Central Furniture Rescue, a 100% volunteer-run nonprofit, helps people transitioning from homelessness find their feet. And it helps families that have lost everything in a fire. Or children transitioning from foster care. Or people being released from prison. Or, in August 2020, households that were affected by the derecho that slammed Iowa.
When the nonprofit was getting off the ground in 2019, it aided over 200 households - 43% of which had children - and, by Johnston’s estimate, also diverted 88 tons of material from the landfill by collecting items that might have otherwise been thrown out.
In 2020, the organization worked with roughly 125 volunteers and helped over 400 households.
Before the nonprofit was official, it relied on garages and the goodwill of neighbors. Then it bounced from warehouse to warehouse. Now it’s in two.
Ahead of an interview for this article, Johnston was at work in one of them - a warehouse she knew to contain $12,000 in donated goods.
The Cedar Rapids area, in particular, was shaken by the derecho’s devastation. In August, J’nae Peterman, the director of housing services at Waypoint, a Cedar Rapids-based nonprofit that provides support for victims of domestic violence, the homeless and more and works frequently with many of the same clients being supported by Central Furniture Rescue, told KCRG she estimated 400 homeless families were being served by Waypoint following the derecho - double what the organization would typically see.
That uptick in homelessness drew attention from as far off as West Des Moines, where Carol Jensen, a finance coordinator at Lutheran Church of Hope, has been running a program similar to Johnston’s but on a smaller scale.
Knowing the damage caused by the derecho, Jensen reached out to Central Furniture Rescue to offer help.
“I told her, ‘We’d like to bring maybe a semi-truck worth of furniture’,” Jensen recalled telling Johnston, who immediately accepted. “We’re kind of large (as a congregation) and, when we respond to things, we do it in kind of a big way. One or two semis ended up being four.”
The overflow of support coming out of central Iowa meant that what was supposed to be three weeks of collecting furniture - over a couple of days each week - was shorted to two. The trucks made their way to Cedar Rapids in mid-October.
“Three of the four semis were filled to the top,” Jensen said.
The moratorium on evictions due to the ongoing pandemic has meant that this year has been slower than it would have been otherwise, Johnston said - even taking the derecho into account. Next year, she expects the need will be even greater.
“The rugs have been pulled out from underneath (the people we serve) literally and figuratively,” Jensen said about both her and Johnston’s organizations. ”(We want people to be) able to come home, eat well, sleep well and get on with the rest of their lives. So they can be comfortable with their living space.”

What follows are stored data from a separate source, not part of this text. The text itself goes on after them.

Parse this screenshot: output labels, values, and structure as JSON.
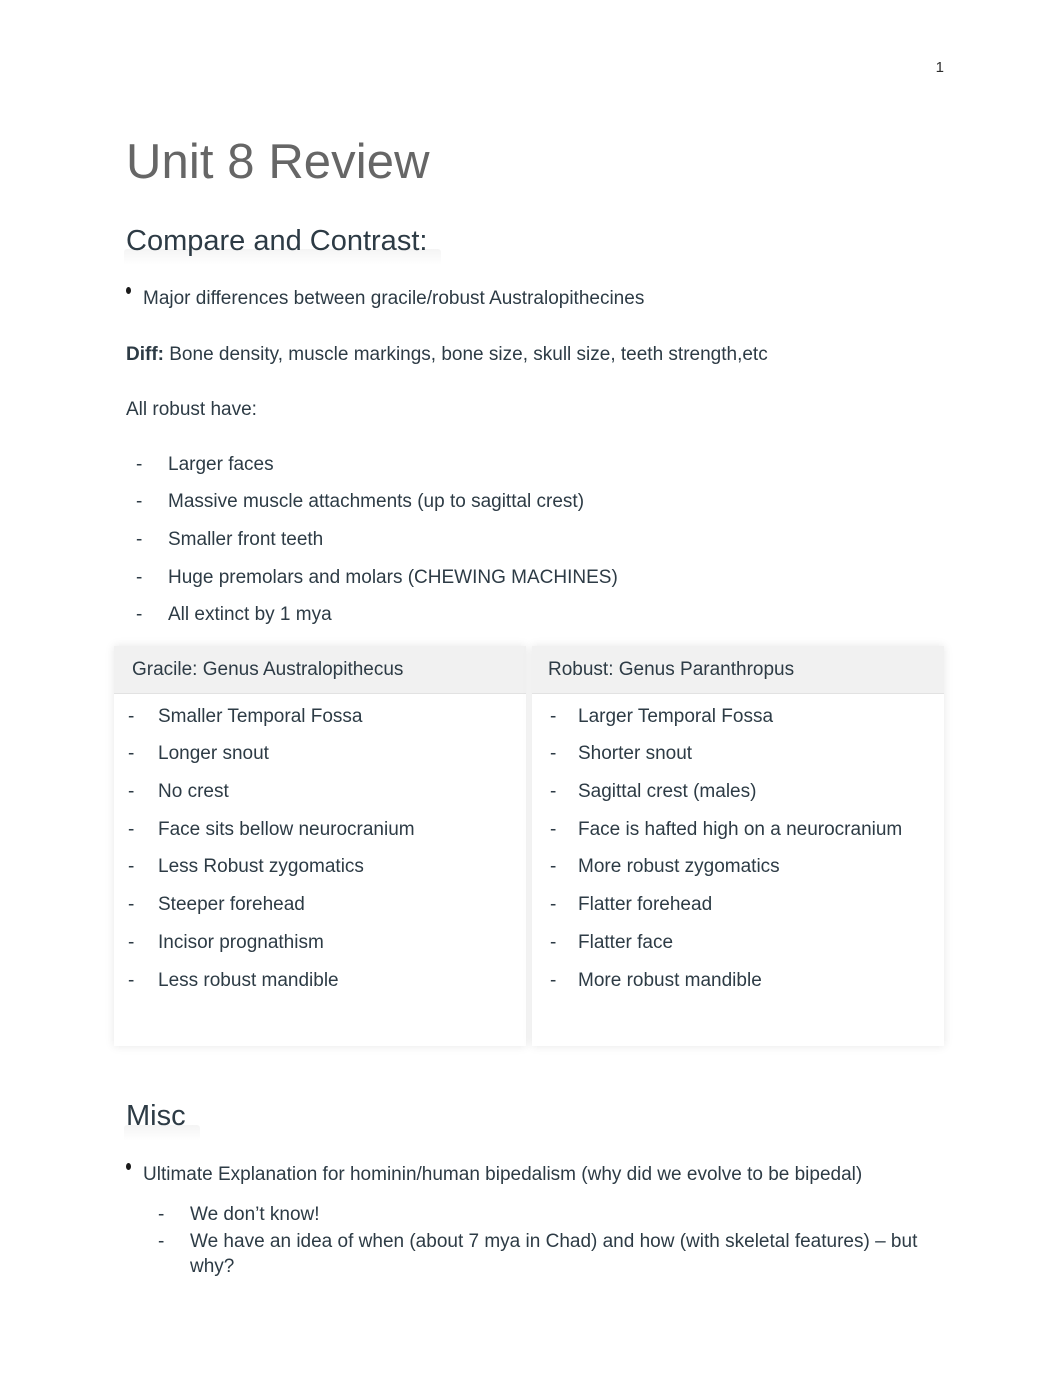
{
  "page": {
    "number": "1"
  },
  "document": {
    "title": "Unit 8 Review"
  },
  "sections": {
    "compare": {
      "heading": "Compare and Contrast:",
      "bullet": "Major differences between gracile/robust Australopithecines",
      "diff_label": "Diff:",
      "diff_text": " Bone density, muscle markings, bone size, skull size, teeth strength,etc",
      "all_robust_intro": "All robust have:",
      "all_robust_items": [
        "Larger faces",
        "Massive muscle attachments (up to sagittal crest)",
        "Smaller front teeth",
        "Huge premolars and molars (CHEWING MACHINES)",
        "All extinct by 1 mya"
      ]
    },
    "comparison_table": {
      "columns": [
        {
          "header": "Gracile: Genus Australopithecus",
          "items": [
            "Smaller Temporal Fossa",
            "Longer snout",
            "No crest",
            "Face sits bellow neurocranium",
            "Less Robust zygomatics",
            "Steeper forehead",
            "Incisor prognathism",
            "Less robust mandible"
          ]
        },
        {
          "header": "Robust: Genus Paranthropus",
          "items": [
            "Larger Temporal Fossa",
            "Shorter snout",
            "Sagittal crest (males)",
            "Face is hafted high on a neurocranium",
            "More robust zygomatics",
            "Flatter forehead",
            "Flatter face",
            "More robust mandible"
          ]
        }
      ]
    },
    "misc": {
      "heading": "Misc",
      "bullet": "Ultimate Explanation for hominin/human bipedalism (why did we evolve to be bipedal)",
      "items": [
        "We don’t know!",
        "We have an idea of when (about 7 mya in Chad) and how (with skeletal features) – but why?"
      ]
    }
  },
  "markers": {
    "dash": "-"
  },
  "colors": {
    "title": "#666666",
    "body_text": "#2d3b45",
    "page_background": "#ffffff",
    "table_header_background": "#f1f1f1"
  }
}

According to Peterman, nearly everyone who comes through Waypoint ends up being helped by Central Furniture Rescue.
“Without Susan’s organization, we’d probably still be giving air mattresses out,” Peterman said.
Much like Waypoint, Central Furniture Rescue’s biggest need right now isn’t related to the items it provides.
What the fledgling nonprofit needs most is space.
Despite the uncertainty around where that space will come from, Johnston is utterly dedicated to her task. Because of her life experience and because of her work as a former project manager for the Trapeze Group, a transit technology company, she sees herself as perfectly suited for this calling.
“It’s like you have this thing you’re supposed to do in your life and everything that leads up to it prepares you for that.”